France | France, Cour administrative d'appel de Marseille, 6ème chambre, 07 décembre 2020, 19MA01811


Vu la procédure suivante :

Procédure contentieuse antérieure :

La société SN Vigna Méditerranée a demandé au tribunal administratif de Toulon de condamner l'Etat à lui verser la somme de 40 810,47 euros en règlement du marché relatif au lot n°1 " tous corps d'état - gros oeuvre - ouvrages métalliques - aménagements intérieurs " de l'opération de construction du centre de formation et de maintenance des hélicoptères NH 90 sur la base " général Lejay " du Cannet-des-Maures.

Par un jugement n° 1502257 du 8 mars 2019, le tribunal administratif de Toulon

a rejeté sa demande.

Procédure devant la Cour :

Par une requête enregistrée le 19 avr...

Vu la procédure suivante :

Procédure contentieuse antérieure :

La société SN Vigna Méditerranée a demandé au tribunal administratif de Toulon de condamner l'Etat à lui verser la somme de 40 810,47 euros en règlement du marché relatif au lot n°1 " tous corps d'état - gros oeuvre - ouvrages métalliques - aménagements intérieurs " de l'opération de construction du centre de formation et de maintenance des hélicoptères NH 90 sur la base " général Lejay " du Cannet-des-Maures.
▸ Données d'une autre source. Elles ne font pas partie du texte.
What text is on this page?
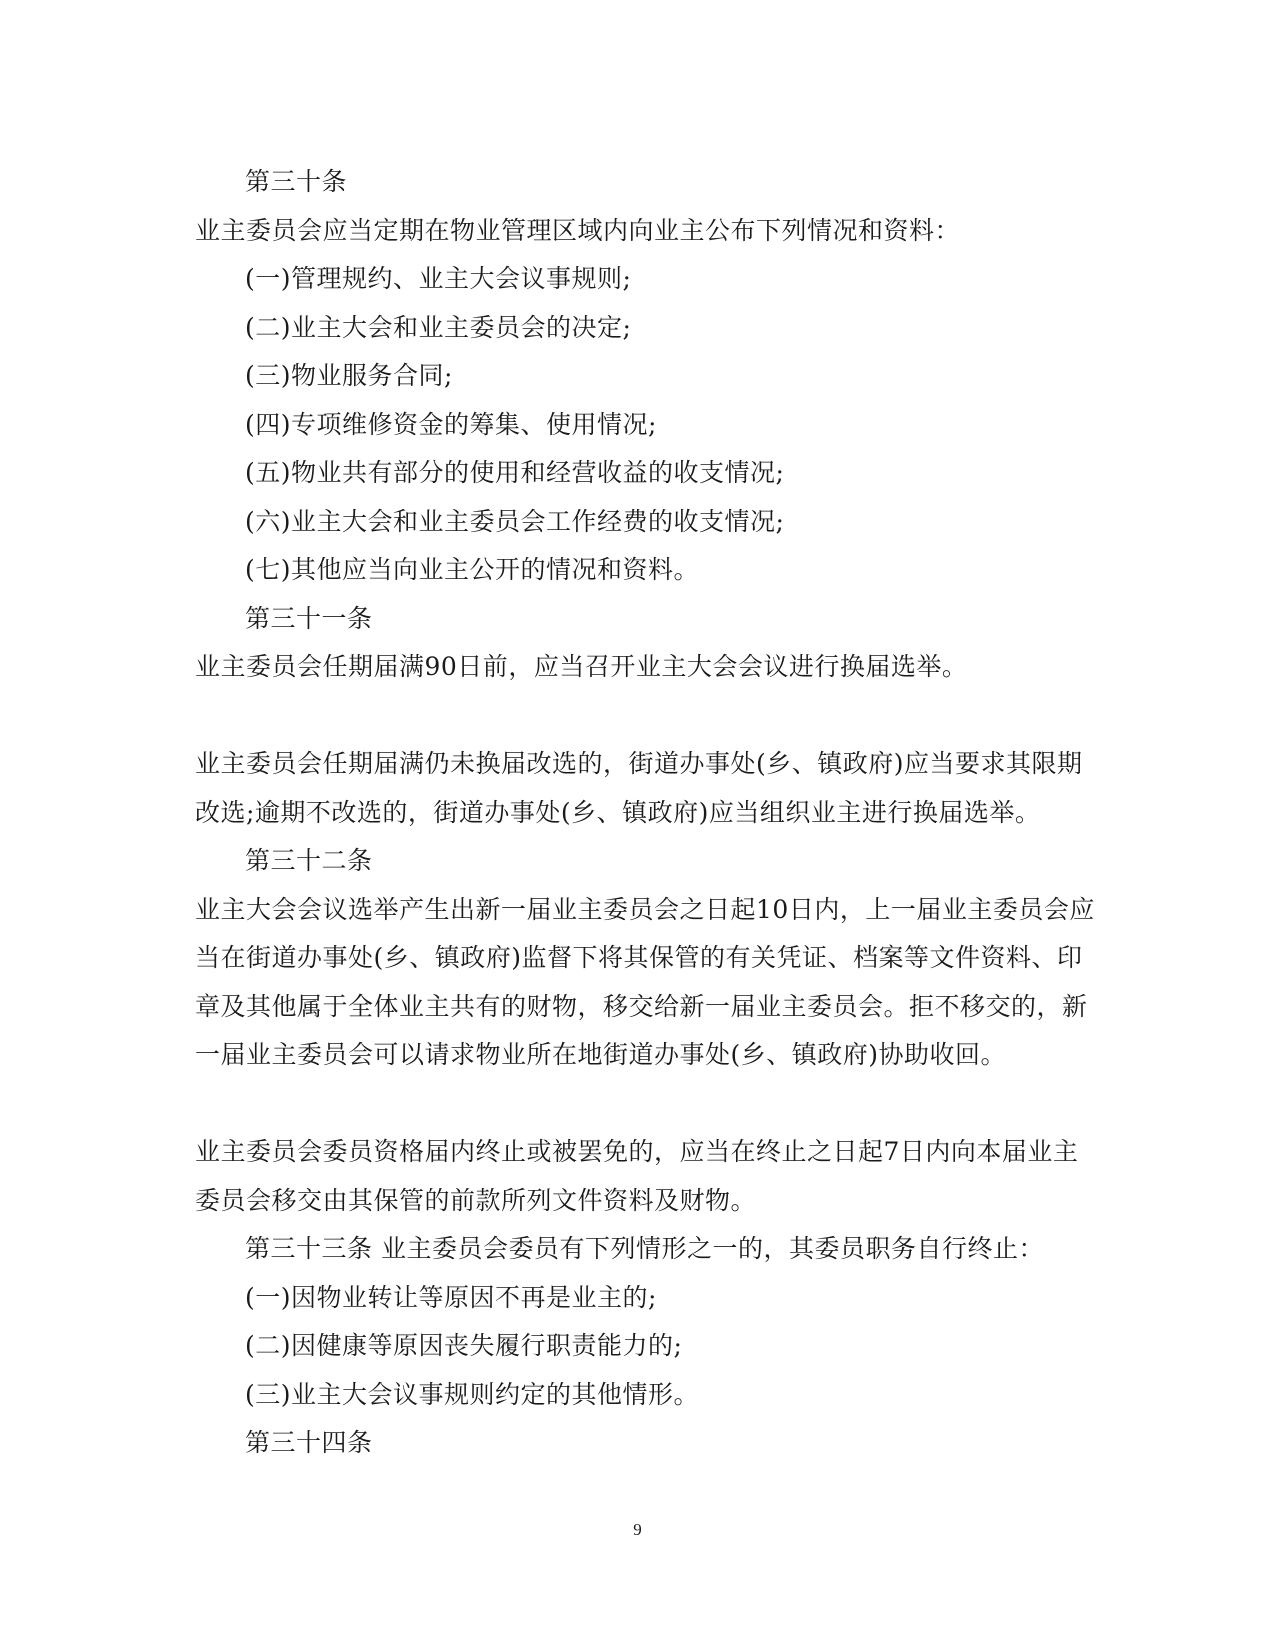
第三十条
业主委员会应当定期在物业管理区域内向业主公布下列情况和资料：
(一)管理规约、业主大会议事规则;
(二)业主大会和业主委员会的决定;
(三)物业服务合同;
(四)专项维修资金的筹集、使用情况;
(五)物业共有部分的使用和经营收益的收支情况;
(六)业主大会和业主委员会工作经费的收支情况;
(七)其他应当向业主公开的情况和资料。
第三十一条
业主委员会任期届满90日前，应当召开业主大会会议进行换届选举。
业主委员会任期届满仍未换届改选的，街道办事处(乡、镇政府)应当要求其限期
改选;逾期不改选的，街道办事处(乡、镇政府)应当组织业主进行换届选举。
第三十二条
业主大会会议选举产生出新一届业主委员会之日起10日内，上一届业主委员会应
当在街道办事处(乡、镇政府)监督下将其保管的有关凭证、档案等文件资料、印
章及其他属于全体业主共有的财物，移交给新一届业主委员会。拒不移交的，新
一届业主委员会可以请求物业所在地街道办事处(乡、镇政府)协助收回。
业主委员会委员资格届内终止或被罢免的，应当在终止之日起7日内向本届业主
委员会移交由其保管的前款所列文件资料及财物。
第三十三条 业主委员会委员有下列情形之一的，其委员职务自行终止：
(一)因物业转让等原因不再是业主的;
(二)因健康等原因丧失履行职责能力的;
(三)业主大会议事规则约定的其他情形。
第三十四条
9
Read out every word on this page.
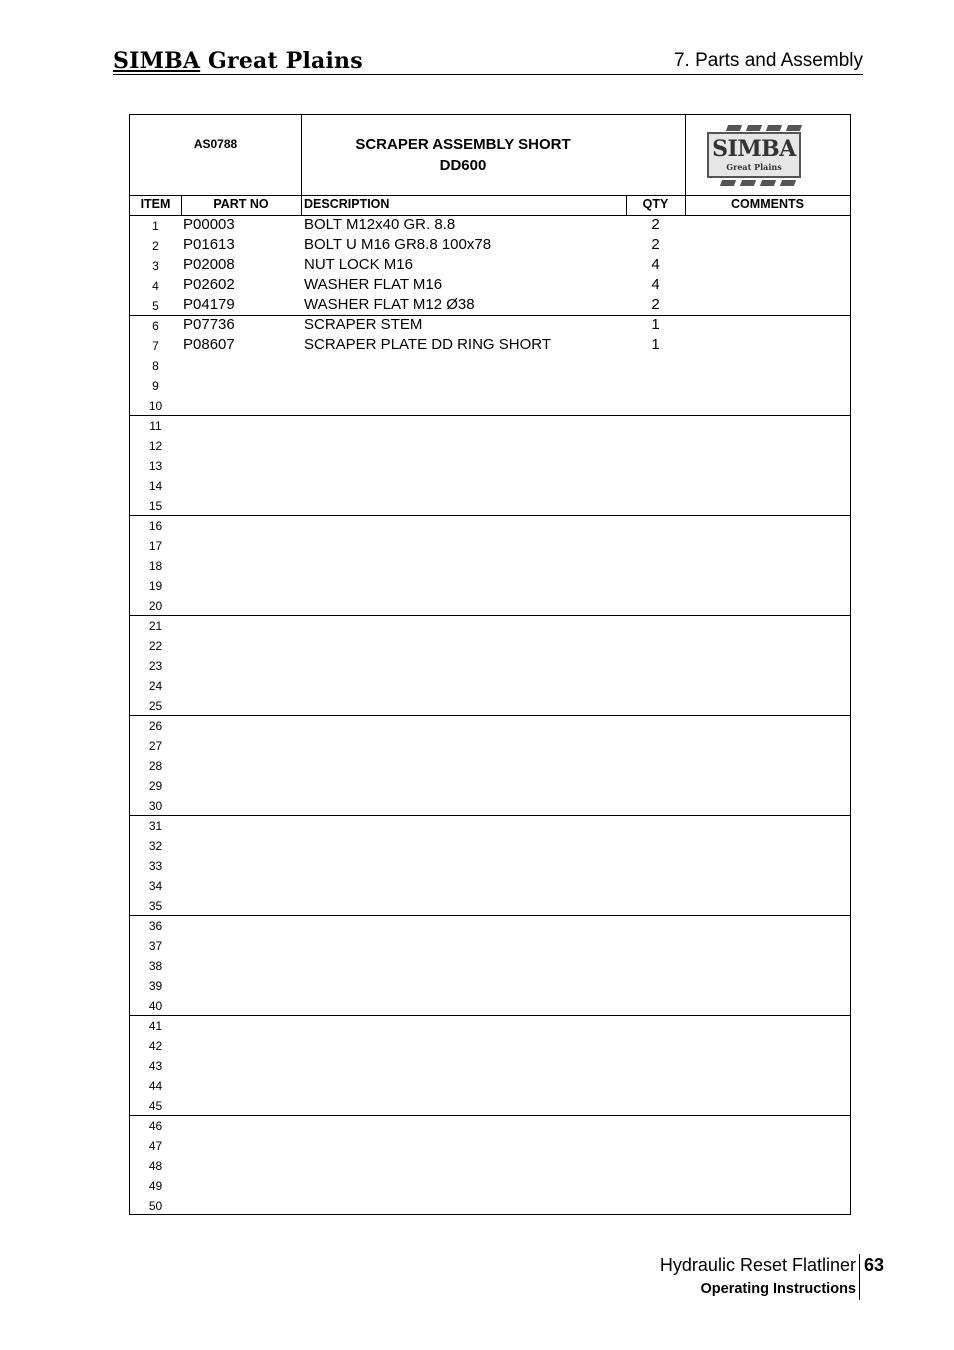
SIMBA Great Plains	7. Parts and Assembly
AS0788	SCRAPER ASSEMBLY SHORT
DD600
SIMBA
Great Plains
ITEM	PART NO	DESCRIPTION	QTY	COMMENTS
1	P00003	BOLT M12x40 GR. 8.8	2
2	P01613	BOLT U M16 GR8.8 100x78	2
3	P02008	NUT LOCK M16	4
4	P02602	WASHER FLAT M16	4
5	P04179	WASHER FLAT M12 Ø38	2
6	P07736	SCRAPER STEM	1
7	P08607	SCRAPER PLATE DD RING SHORT	1
8
9
10
11
12
13
14
15
16
17
18
19
20
21
22
23
24
25
26
27
28
29
30
31
32
33
34
35
36
37
38
39
40
41
42
43
44
45
46
47
48
49
50
Hydraulic Reset Flatliner
Operating Instructions
63
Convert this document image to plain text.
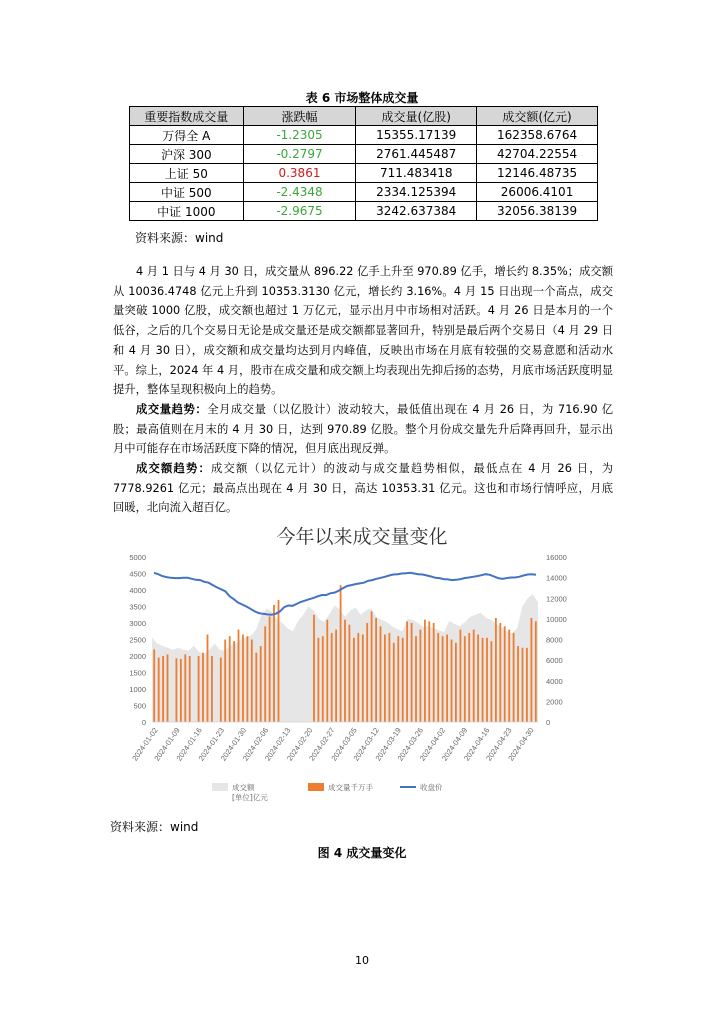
表 6 市场整体成交量
重要指数成交量	涨跌幅	成交量(亿股)	成交额(亿元)
万得全 A	-1.2305	15355.17139	162358.6764
沪深 300	-0.2797	2761.445487	42704.22554
上证 50	0.3861	711.483418	12146.48735
中证 500	-2.4348	2334.125394	26006.4101
中证 1000	-2.9675	3242.637384	32056.38139
资料来源：wind

4 月 1 日与 4 月 30 日，成交量从 896.22 亿手上升至 970.89 亿手，增长约 8.35%；成交额从 10036.4748 亿元上升到 10353.3130 亿元，增长约 3.16%。4 月 15 日出现一个高点，成交量突破 1000 亿股，成交额也超过 1 万亿元，显示出月中市场相对活跃。4 月 26 日是本月的一个低谷，之后的几个交易日无论是成交量还是成交额都显著回升，特别是最后两个交易日（4 月 29 日和 4 月 30 日），成交额和成交量均达到月内峰值，反映出市场在月底有较强的交易意愿和活动水平。综上，2024 年 4 月，股市在成交量和成交额上均表现出先抑后扬的态势，月底市场活跃度明显提升，整体呈现积极向上的趋势。

成交量趋势：全月成交量（以亿股计）波动较大，最低值出现在 4 月 26 日，为 716.90 亿股；最高值则在月末的 4 月 30 日，达到 970.89 亿股。整个月份成交量先升后降再回升，显示出月中可能存在市场活跃度下降的情况，但月底出现反弹。

成交额趋势：成交额（以亿元计）的波动与成交量趋势相似，最低点在 4 月 26 日，为 7778.9261 亿元；最高点出现在 4 月 30 日，高达 10353.31 亿元。这也和市场行情呼应，月底回暖，北向流入超百亿。

今年以来成交量变化
0
500
1000
1500
2000
2500
3000
3500
4000
4500
5000
0
2000
4000
6000
8000
10000
12000
14000
16000
2024-01-02
2024-01-09
2024-01-16
2024-01-23
2024-01-30
2024-02-06
2024-02-13
2024-02-20
2024-02-27
2024-03-05
2024-03-12
2024-03-19
2024-03-26
2024-04-02
2024-04-09
2024-04-16
2024-04-23
2024-04-30
成交额
[单位]亿元
成交量千万手	收盘价
资料来源：wind
图 4 成交量变化
10
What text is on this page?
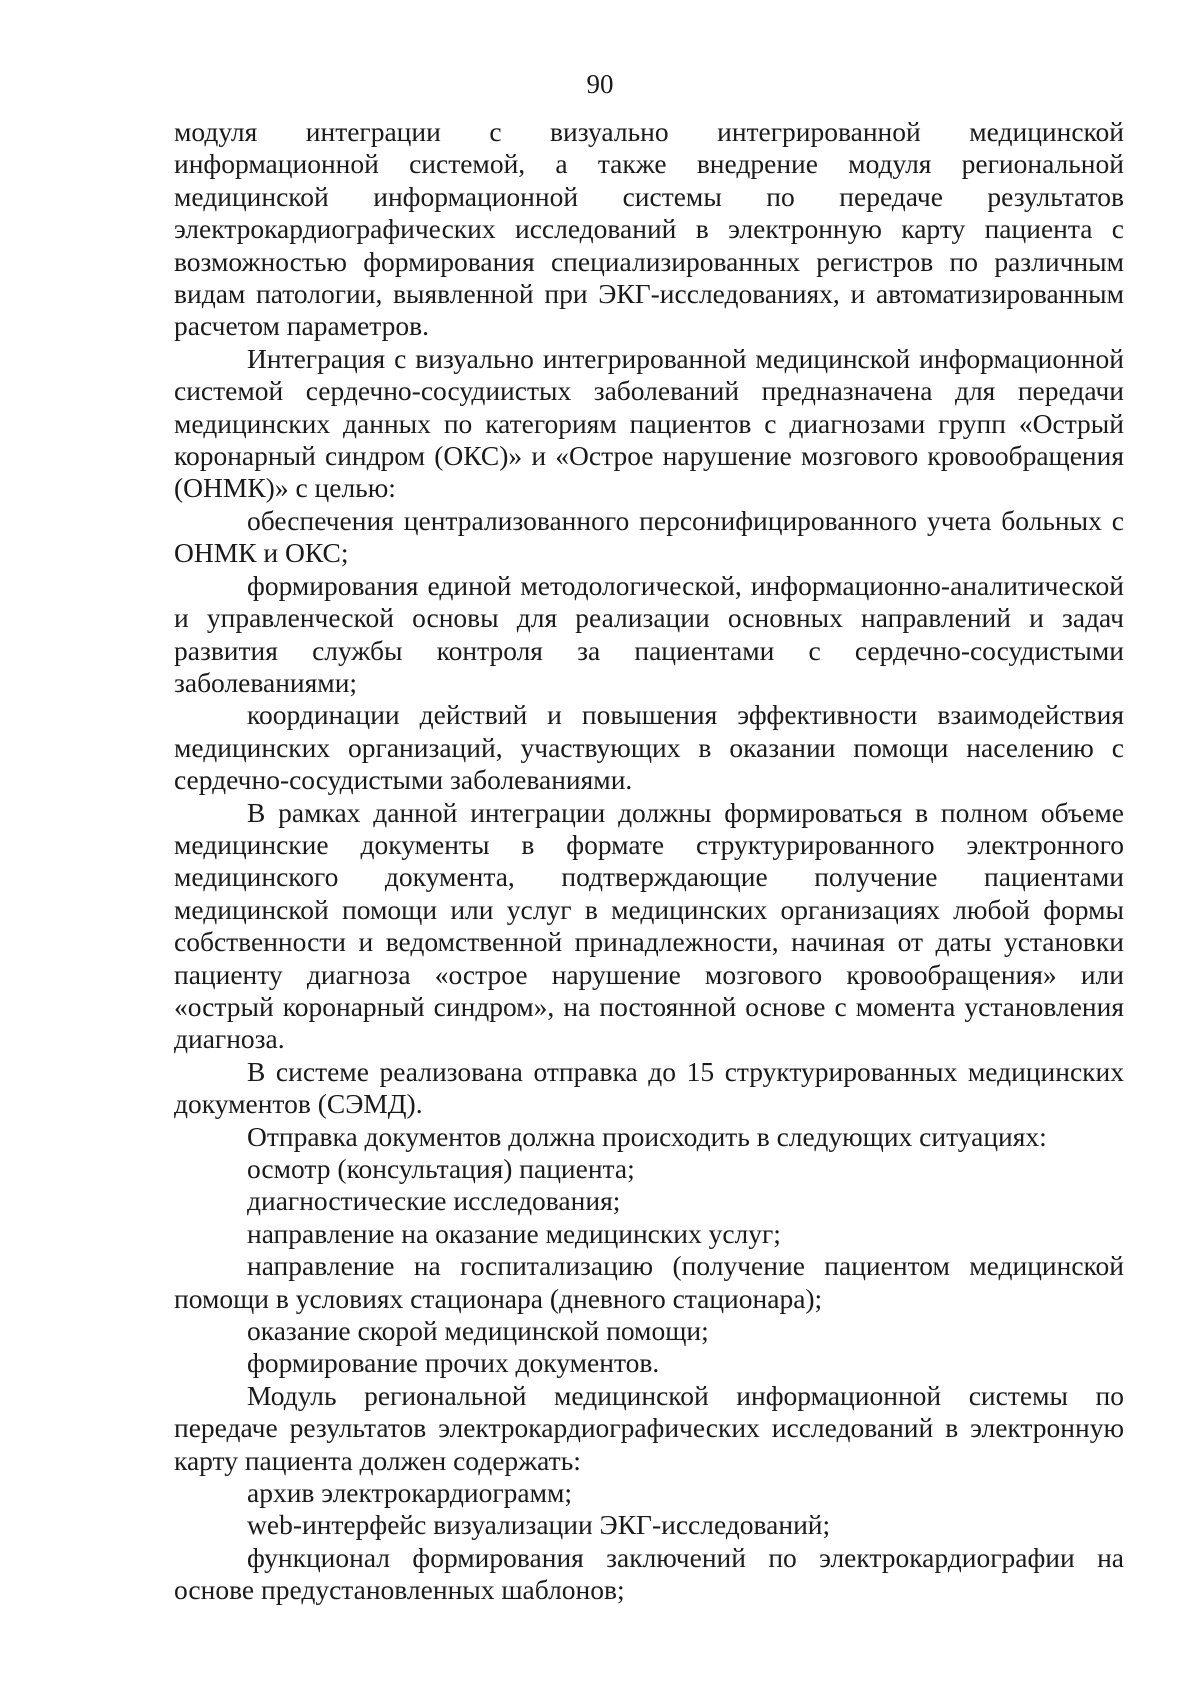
90

модуля интеграции с визуально интегрированной медицинской информационной системой, а также внедрение модуля региональной медицинской информационной системы по передаче результатов электрокардиографических исследований в электронную карту пациента с возможностью формирования специализированных регистров по различным видам патологии, выявленной при ЭКГ-исследованиях, и автоматизированным расчетом параметров.

Интеграция с визуально интегрированной медицинской информационной системой сердечно-сосудиистых заболеваний предназначена для передачи медицинских данных по категориям пациентов с диагнозами групп «Острый коронарный синдром (ОКС)» и «Острое нарушение мозгового кровообращения (ОНМК)» с целью:

обеспечения централизованного персонифицированного учета больных с ОНМК и ОКС;

формирования единой методологической, информационно-аналитической и управленческой основы для реализации основных направлений и задач развития службы контроля за пациентами с сердечно-сосудистыми заболеваниями;

координации действий и повышения эффективности взаимодействия медицинских организаций, участвующих в оказании помощи населению с сердечно-сосудистыми заболеваниями.

В рамках данной интеграции должны формироваться в полном объеме медицинские документы в формате структурированного электронного медицинского документа, подтверждающие получение пациентами медицинской помощи или услуг в медицинских организациях любой формы собственности и ведомственной принадлежности, начиная от даты установки пациенту диагноза «острое нарушение мозгового кровообращения» или «острый коронарный синдром», на постоянной основе с момента установления диагноза.

В системе реализована отправка до 15 структурированных медицинских документов (СЭМД).

Отправка документов должна происходить в следующих ситуациях:

осмотр (консультация) пациента;

диагностические исследования;

направление на оказание медицинских услуг;

направление на госпитализацию (получение пациентом медицинской помощи в условиях стационара (дневного стационара);

оказание скорой медицинской помощи;

формирование прочих документов.

Модуль региональной медицинской информационной системы по передаче результатов электрокардиографических исследований в электронную карту пациента должен содержать:

архив электрокардиограмм;

web-интерфейс визуализации ЭКГ-исследований;

функционал формирования заключений по электрокардиографии на основе предустановленных шаблонов;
Par un jugement n° 1502257 du 8 mars 2019, le tribunal administratif de Toulon a rejeté sa demande.

Procédure devant la Cour :

Par une requête enregistrée le 19 avril 2019, la société SN Vigna Méditerranée, représentée par Me B..., demande à la Cour :

1°) d'annuler ce jugement du tribunal administratif de Toulon ;

2°) de condamner l'Etat à lui verser la somme de 40 810,47 euros toutes taxes comprises en réparation du préjudice qu'elle a subi ;

3°) d'assortir cette condamnation des intérêts moratoires au taux de 7,5 % à compter du 26 novembre 2013 ;

4°) de mettre à la charge de l'Etat la somme de 2 000 euros au titre de l'article L. 761-1 du code de justice administrative.

Elle soutient que :

- le maître de l'ouvrage a réglé à sa sous-traitante, la société Cabrol, une somme de 40 810,47 euros toutes taxes comprises qui ne devait pas lui revenir ;

- les factures présentées par la société Cabrol ne pouvaient, eu égard à leurs mentions, être regardées comme adressées au titulaire pour vérification de son droit au paiement direct ;

- en tout état de cause, il lui incombait d'inscrire ces créances à son projet de décompte mensuel en vertu des stipulations de l'article 13.1.7 du cahier des clauses administratives générales ;

- elle n'a pu s'opposer à temps au règlement de cette somme car le maître de l'ouvrage a méconnu les dispositions de l'article 116 du code des marchés publics imposant la transmission sans délai de la demande du sous-traitant au titulaire ;

- le règlement avait fait l'objet d'une opposition de sa part ;

- cette somme excédait le montant de l'acte de sous-traitance ;

- ces travaux n'ont pas été exécutés.

Par un mémoire en défense enregistré le 29 octobre 2019, la ministre des armées conclut au rejet de la requête.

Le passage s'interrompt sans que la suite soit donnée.